In the figure,$\angle ACB = 90^{\circ}$ and $CD \perp AB$. Prove that $\frac{BC^{2}}{AC^{2}} = \frac{BD}{AD}$.

(N/A) In $\Delta ACD$ and $\Delta ABC$:
$\angle ADC = \angle ACB = 90^{\circ}$
$\angle CAD = \angle CAB$ (Common angle)
Therefore,$\Delta ACD \sim \Delta ABC$ (by $AA$ similarity criterion).
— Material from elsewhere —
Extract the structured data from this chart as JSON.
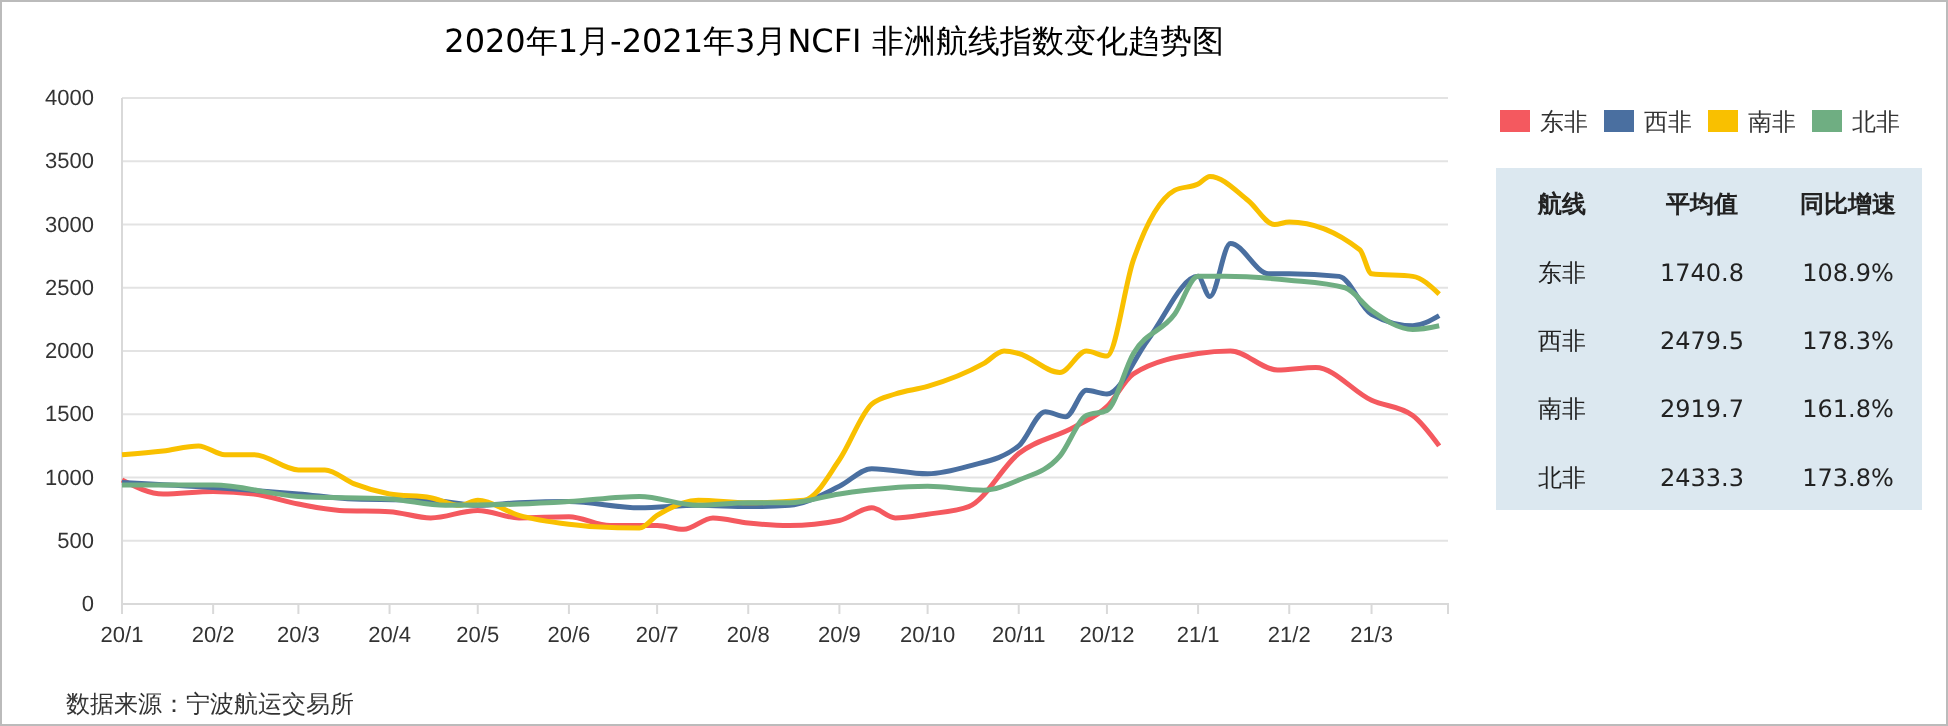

This implies $\frac{AC}{AB} = \frac{AD}{AC}$,so $AC^{2} = AB \cdot AD$ $...(1)$
In $\Delta BCD$ and $\Delta BAC$:
$\angle BDC = \angle BCA = 90^{\circ}$
$\angle CBD = \angle ABC$ (Common angle)
Therefore,$\Delta BCD \sim \Delta BAC$ (by $AA$ similarity criterion).
This implies $\frac{BC}{BA} = \frac{BD}{BC}$,so $BC^{2} = BA \cdot BD$ $...(2)$
Dividing equation $(2)$ by equation $(1)$:
$\frac{BC^{2}}{AC^{2}} = \frac{BA \cdot BD}{AB \cdot AD}$
Since $BA = AB$,we get:
$\frac{BC^{2}}{AC^{2}} = \frac{BD}{AD}$